Accounting for just under 40 per cent of the consumption basket, these items have gone up sharply in price over the past year, with pandemic disruption driving shipping costs through the roof, as well as creating significant delays, Robinson said.
“With Omicron circulating around the world, causing further disruption, these imported goods and services are expected to have increased in price by 7.6 per cent in the year to December.”
For context, annual inflation in tradable items averaged just 0.2 per cent from 2010 to the end of 2019.
“A key imported good for New Zealand is petrol – which we expect rose 33 per cent over the past year.”

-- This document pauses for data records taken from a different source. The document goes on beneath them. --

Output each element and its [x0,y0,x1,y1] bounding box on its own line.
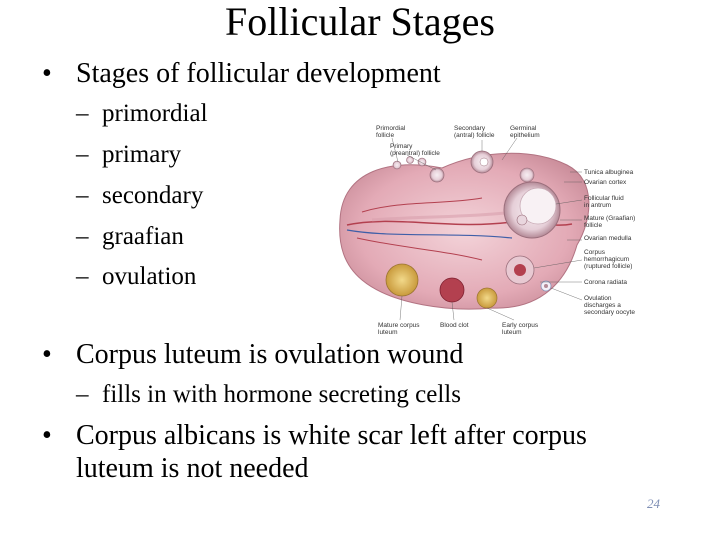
label-cortex: Ovarian cortex [584,179,627,186]
label-medulla: Ovarian medulla [584,235,632,242]
sub-bullet-symbol: – [76,263,89,290]
sub-bullet-symbol: – [76,381,89,408]
label-primary-2: (preantral) follicle [390,150,440,157]
sub-bullet-ovulation: – ovulation [76,263,276,291]
bullet-symbol: • [42,339,52,370]
sub-bullet-symbol: – [76,100,89,127]
label-ovulation: Ovulation [584,295,612,302]
sub-bullet-text: primordial [102,100,208,127]
slide-title: Follicular Stages [225,0,495,44]
bullet-symbol: • [42,420,52,451]
bullet-corpus-albicans: • Corpus albicans is white scar left aft… [42,420,682,486]
sub-bullet-text: graafian [102,223,184,250]
label-early-cl: Early corpus [502,322,539,329]
bullet-text: Corpus albicans is white scar left after… [76,420,587,451]
sub-bullet-text: secondary [102,182,204,209]
label-graafian-2: follicle [584,222,602,229]
label-fluid-2: in antrum [584,202,611,209]
sub-bullet-hormone-cells: – fills in with hormone secreting cells [76,381,536,409]
label-fluid: Follicular fluid [584,195,624,202]
label-tunica: Tunica albuginea [584,169,634,176]
label-mature-cl-2: luteum [378,329,398,335]
ovary-illustration: Primordial follicle Secondary (antral) f… [339,125,635,336]
label-corona: Corona radiata [584,279,627,286]
sub-bullet-graafian: – graafian [76,223,276,251]
sub-bullet-primary: – primary [76,141,276,169]
page-number: 24 [647,496,660,511]
ovary-diagram: Primordial follicle Secondary (antral) f… [332,120,662,336]
label-blood-clot: Blood clot [440,322,469,329]
sub-bullet-symbol: – [76,182,89,209]
label-germinal-2: epithelium [510,132,540,139]
bullet-text-continuation: luteum is not needed [76,453,309,484]
bullet-text: Stages of follicular development [76,58,441,89]
bullet-symbol: • [42,58,52,89]
label-mature-cl: Mature corpus [378,322,420,329]
label-early-cl-2: luteum [502,329,522,335]
label-primary: Primary [390,143,413,150]
sub-bullet-text: fills in with hormone secreting cells [102,381,461,408]
label-corpus-3: (ruptured follicle) [584,263,632,270]
label-ovulation-3: secondary oocyte [584,309,635,316]
label-corpus: Corpus [584,249,606,256]
sub-bullet-text: primary [102,141,182,168]
sub-bullet-secondary: – secondary [76,182,276,210]
label-primordial-2: follicle [376,132,394,139]
bullet-follicular-development: • Stages of follicular development [42,58,542,90]
sub-bullet-symbol: – [76,141,89,168]
label-secondary-2: (antral) follicle [454,132,495,139]
label-ovulation-2: discharges a [584,302,621,309]
label-secondary: Secondary [454,125,486,132]
sub-bullet-symbol: – [76,223,89,250]
bullet-text: Corpus luteum is ovulation wound [76,339,464,370]
sub-bullet-primordial: – primordial [76,100,276,128]
label-graafian: Mature (Graafian) [584,215,635,222]
bullet-corpus-luteum: • Corpus luteum is ovulation wound [42,339,562,371]
label-germinal: Germinal [510,125,537,132]
sub-bullet-text: ovulation [102,263,197,290]
label-corpus-2: hemorrhagicum [584,256,629,263]
label-primordial: Primordial [376,125,406,132]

Oil prices have surged globally over the Northern Hemisphere winter, which combined with further weakness in the New Zealand dollar against the USD has driven large price increases for Kiwis at the pump.
Construction costs
Construction costs were another big one, Robinson said.
Despite the shine coming out of the housing market, with ANZ estimating house prices fell a seasonally adjusted 0.5 per cent in December, building consents have set back-to-back records in recent months, providing a solid pipeline of work.
“Strong demand for building materials, combined with supply disruptions and a very tight labour market, have driven up the cost of building houses significantly in recent months.
“We expect construction costs were up 14 per cent in the year to December 2021.”
Food
The Stats NZ food price index shows that food prices likely fell 0.6 per cent in the December quarter – reflecting seasonal declines in things like fresh fruit and vegetables.
“But prices were still unseasonably strong,” Robinson said.
The annual increase in food prices accelerated to 4.5 per cent, while global price pressures and domestic labour shortages keep the pressure on.
Workers
A range of factors means that workers will be increasingly expensive and scarce over 2022.
Unemployment was already at a record low 3.4 per cent in Q3 2021, and the forecast was for it to fall to 3 per cent over 2022, Robinson said.
“That gives workers significant bargaining power to demand higher wages.
“And with the cost of living currently rising faster than wages, those wage increases can’t come fast enough for many households.”
The risk for the Reserve Bank, tasked with ensuring inflation is low and stable, is what economists call a wage-price spiral, Robinson said.
When wages rise without a commensurate increase in productivity, that pushes up costs for firms because they are paying more for the same amount of output.
This then means that consumer prices rise, so workers need larger wage increases to compensate.
Borrowing
“In order to get on top of any wage-price spiral, aggressive action is needed by the Reserve Bank.
“We think that the Reserve Bank will lift the official cash rate in steady 25bp increments to 3 per cent by April 2023,” Robinson said.
That will push up the cost of borrowing for households and businesses.
“It won’t be fun – especially given how much house prices have increased in the past two years, and with growth risks to the downside as the economy struggles against Covid disruptions.
“But central banks are independent precisely because they need to make these tough choices.”
A lot of discussion to date has centred on price increases being mainly for goods that are most acutely affected by supply chain disruptions and other shortages, he said.
“However, we are increasingly beginning to see businesses in industries completely unaffected by supply chain challenges are lifting their prices.
“Businesses are anticipating that cost increases are here to stay, so many are going to take the opportunity to lift prices to protect their margins.
“Many households will find that these price increases will begin to affect their consumption of services in particular where price increases have been more muted to date.”